29th Mayor of Tulsa
- In office May 6, 1958 – May 3, 1966
- Preceded by: George E. Norvell
- Succeeded by: James Hewgley, Jr.

Personal details
- Born: James Livingston Maxwell May 12, 1926 Tulsa, Oklahoma, U.S.
- Died: October 18, 1984 (aged 58) Oklahoma City, Oklahoma, U.S.
- Party: Democratic
- Education: Oklahoma State University

= James Maxwell (American politician) =

American politician

James Livingston Maxwell (May 12, 1926 — October 18, 1984) was an American politician. A member of the Democratic Party, he served as the 29th Mayor of Tulsa from 1958 to 1966, during which Tulsa completed significant improvements to its downtown and passed laws banning racial discrimination.

==Early life and career==
James Livingston Maxwell was born on May 12, 1926, in Tulsa to William and Mary O'Donnell Maxwell, owners of the Maxwell Flower House floral store in downtown Tulsa. After graduating from Central High School, Maxwell served in the United States Army in the China Burma India theater of World War II. Maxwell then enrolled at Oklahoma State University after his military service, graduating in 1950 with a B.A. in government.

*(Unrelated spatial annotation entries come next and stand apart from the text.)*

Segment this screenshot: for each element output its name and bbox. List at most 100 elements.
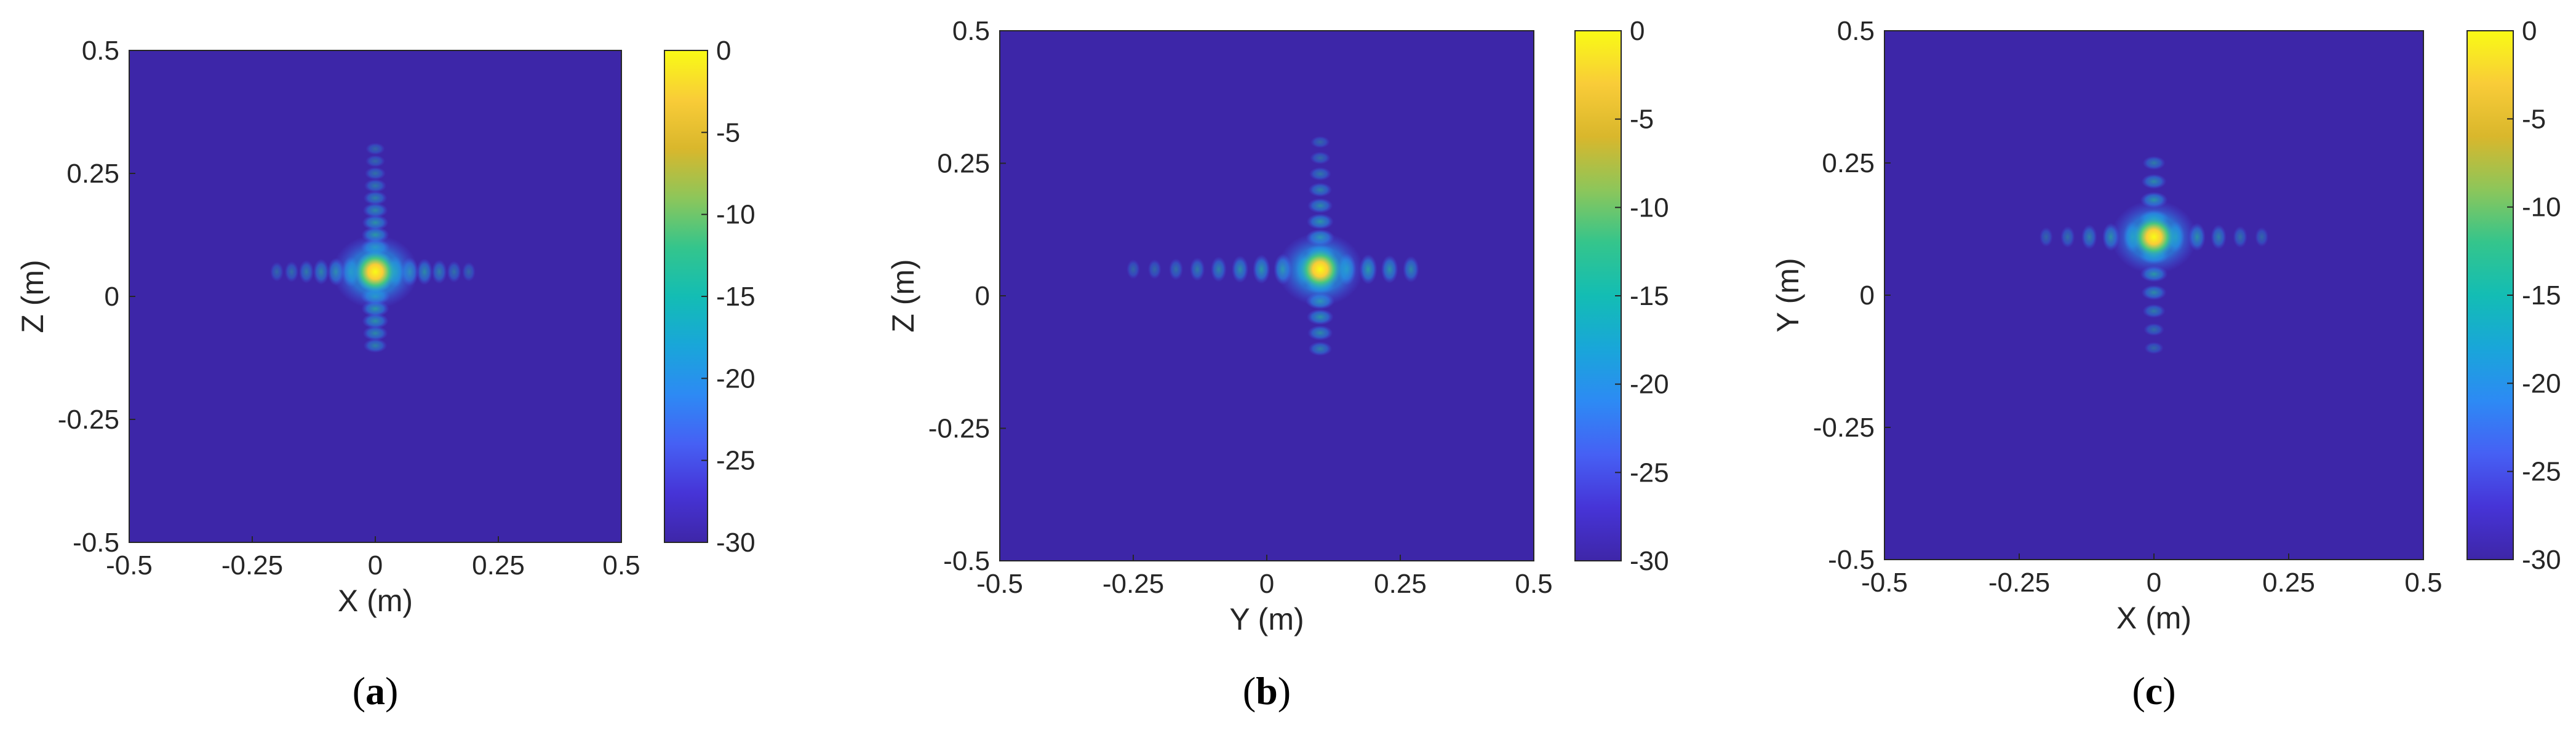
sidelobe-horizontal xyxy=(1253,255,1270,284)
sidelobe-horizontal xyxy=(2039,227,2053,247)
sidelobe-vertical xyxy=(1308,341,1333,356)
colorbar-tick-label: -10 xyxy=(2522,192,2561,223)
x-tick-label: 0 xyxy=(368,550,383,580)
sidelobe-horizontal xyxy=(284,261,299,283)
colorbar-tick-label: -30 xyxy=(1630,546,1669,576)
sidelobe-vertical xyxy=(2141,173,2167,189)
sidelobe-vertical xyxy=(363,338,388,353)
sidelobe-vertical xyxy=(365,143,385,155)
main-lobe-peak xyxy=(354,251,396,293)
colorbar xyxy=(1574,30,1622,561)
sidelobe-horizontal xyxy=(270,261,284,282)
sidelobe-vertical xyxy=(363,191,388,205)
sidelobe-horizontal xyxy=(1403,256,1419,283)
colorbar-tick-label: 0 xyxy=(2522,16,2537,46)
y-axis-label: Z (m) xyxy=(15,260,50,333)
sidelobe-vertical xyxy=(1306,309,1334,325)
sidelobe-vertical xyxy=(364,167,386,180)
sidelobe-vertical xyxy=(364,178,387,193)
panel-b: -0.5 -0.25 0 0.25 0.5 -0.5 -0.25 0 0.25 0.5 Y (m) Z… xyxy=(886,16,1669,713)
sidelobe-vertical xyxy=(362,202,388,218)
x-tick-label: 0 xyxy=(1259,569,1274,599)
colorbar-tick-label: -10 xyxy=(716,200,756,230)
colorbar-tick-label: -5 xyxy=(1630,105,1654,135)
colorbar-tick-label: -5 xyxy=(2522,104,2546,134)
colorbar-tick-label: 0 xyxy=(1630,16,1645,46)
sidelobe-horizontal xyxy=(1359,254,1378,285)
x-tick-label: -0.25 xyxy=(1103,569,1164,599)
x-tick-label: -0.5 xyxy=(1861,568,1908,598)
x-tick-label: 0.5 xyxy=(2404,568,2442,598)
colorbar-tick-label: 0 xyxy=(716,36,731,66)
x-tick-label: 0.25 xyxy=(1374,569,1427,599)
colorbar-tick-label: -30 xyxy=(2522,545,2561,575)
sidelobe-vertical xyxy=(362,215,389,231)
x-tick-label: 0.5 xyxy=(1515,569,1552,599)
colorbar-tick-label: -25 xyxy=(1630,458,1669,488)
y-tick-label: -0.25 xyxy=(58,405,119,435)
panel-caption: (a) xyxy=(353,669,399,713)
colorbar-tick-label: -5 xyxy=(716,117,740,148)
panel-c: -0.5 -0.25 0 0.25 0.5 -0.5 -0.25 0 0.25 0.5 X (m) Y… xyxy=(1771,16,2561,713)
y-tick-label: -0.25 xyxy=(1813,413,1875,443)
sidelobe-horizontal xyxy=(2060,226,2075,248)
sidelobe-vertical xyxy=(1306,213,1334,230)
sidelobe-vertical xyxy=(1308,182,1333,197)
y-tick-label: 0.5 xyxy=(1837,16,1875,46)
sidelobe-horizontal xyxy=(416,258,433,285)
sidelobe-horizontal xyxy=(1127,259,1140,279)
sidelobe-vertical xyxy=(362,325,388,341)
sidelobe-horizontal xyxy=(447,261,461,283)
sidelobe-horizontal xyxy=(1189,257,1205,282)
sidelobe-vertical xyxy=(1310,136,1330,148)
panel-a: -0.5 -0.25 0 0.25 0.5 -0.5 -0.25 0 0.25 0.5 X (m) Z… xyxy=(15,36,756,713)
sidelobe-vertical xyxy=(1309,167,1331,181)
x-tick-label: -0.5 xyxy=(106,550,153,580)
sidelobe-vertical xyxy=(1310,151,1331,165)
main-lobe-peak xyxy=(2133,216,2175,258)
y-tick-label: 0.25 xyxy=(937,149,990,179)
sidelobe-vertical xyxy=(365,155,385,167)
y-tick-label: 0.25 xyxy=(1822,148,1875,178)
y-axis-label: Z (m) xyxy=(886,259,920,332)
sidelobe-horizontal xyxy=(2211,224,2227,250)
y-tick-label: -0.25 xyxy=(928,414,990,444)
y-axis-label: Y (m) xyxy=(1771,258,1805,332)
x-tick-label: 0.5 xyxy=(602,550,640,580)
sidelobe-horizontal xyxy=(2233,226,2247,248)
sidelobe-vertical xyxy=(2143,323,2164,336)
colorbar-tick-label: -15 xyxy=(2522,280,2561,311)
sidelobe-horizontal xyxy=(1232,255,1249,283)
colorbar-tick-label: -15 xyxy=(1630,281,1669,311)
sidelobe-horizontal xyxy=(462,261,476,282)
panel-caption: (c) xyxy=(2132,669,2175,713)
panel-caption-letter: c xyxy=(2145,669,2163,713)
sidelobe-vertical xyxy=(2144,342,2164,354)
panel-caption: (b) xyxy=(1243,669,1291,713)
sidelobe-horizontal xyxy=(298,260,314,284)
x-axis-label: X (m) xyxy=(2116,601,2191,635)
sidelobe-vertical xyxy=(1307,198,1333,213)
y-tick-label: -0.5 xyxy=(73,528,119,558)
y-tick-label: 0 xyxy=(1860,280,1875,311)
sidelobe-horizontal xyxy=(1147,259,1162,280)
colorbar-tick-label: -15 xyxy=(716,282,756,312)
sidelobe-horizontal xyxy=(1168,258,1184,280)
y-tick-label: 0.5 xyxy=(82,36,119,66)
sidelobe-vertical xyxy=(2142,304,2166,319)
sidelobe-horizontal xyxy=(1381,255,1398,283)
sidelobe-vertical xyxy=(362,313,389,329)
y-tick-label: 0.5 xyxy=(952,16,990,46)
panel-caption-letter: b xyxy=(1256,669,1278,713)
sidelobe-horizontal xyxy=(313,259,329,285)
x-tick-label: 0.25 xyxy=(472,550,525,580)
colorbar-tick-label: -30 xyxy=(716,528,756,558)
x-axis-label: X (m) xyxy=(338,584,413,618)
x-tick-label: 0 xyxy=(2147,568,2161,598)
colorbar-tick-label: -20 xyxy=(2522,368,2561,398)
y-tick-label: 0 xyxy=(105,282,119,312)
sidelobe-vertical xyxy=(2141,285,2167,300)
sidelobe-horizontal xyxy=(2255,227,2269,247)
main-lobe-peak xyxy=(1299,248,1341,290)
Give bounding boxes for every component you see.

Maxwell became a partner of the Maxwell Flower House after college. For three months during the Korean War, Maxwell returned to Army duty as a recruiter in Tulsa. He became president of the Tulsa chapter of the United States Junior Chamber and a member of the Presbyterian Church.
==Mayor of Tulsa (1958–1966)==
Maxwell declared his candidacy for Mayor of Tulsa on February 8, 1958, running on a platform to change Tulsa's government to a strong mayor form.

On April 1, 1958, Maxwell won the election by nearly 2,300 votes over Republican opponent Jack Handley. Sworn in on May 6, 1958, Maxwell took office just a week before his 32nd birthday and became the city's youngest mayor. He was known to work 16 hours a day.

Tulsa voters approved nearly $7.2 million in bonds to build a new civic center in his first year in office. During his tenure, Tulsa had many improvements to its downtown infrastructure worth $24 million in five years, including the Cox Business Convention Center, modernized city and county government headquarters, central library, the Inner Dispersal Loop, and the Tulsa International Airport. He also oversaw the acquisition of the Gilcrease Museum. New city ordinances were passed banning racial discrimination, prior to the Civil Rights Act of 1964.

In 1960, the Tulsa Metropolitan Area Planning Commission released the city's first master plan. Under a new state law from 1959, Tulsa also created the Tulsa Urban Renewal Authority; throughout the 1960s, it used the power of eminent domain and over $42 million in federal funding to build a new DoubleTree hotel and Center Plaza apartments on what it considered "blighted" land south of the new civic center.

Having been re-elected in 1960, 1962, and 1964, Maxwell lost his re-election campaign to Republican challenger James Hewgley, Jr. on April 5, 1966. Maxwell's last day in office was May 3, 1966. By the end of his administration, Maxwell became the second Tulsa mayor to have served four terms, following Herman Frederick Newblock.

==Post-political life==
After leaving the mayor's office, Maxwell returned to the Maxwell Flower House. From 1967 to 1971, he lived in Washington, D. C., working in lobbying and consulting roles, including as a consultant to the United States Department of Commerce. In 1968, Maxwell lost a comeback attempt to be mayor of Tulsa.

He later directed the Transportation and Energy Conservation Services divisions of the Oklahoma Corporation Commission.
Maxwell died of cancer at an Oklahoma City hospital on October 18, 1984.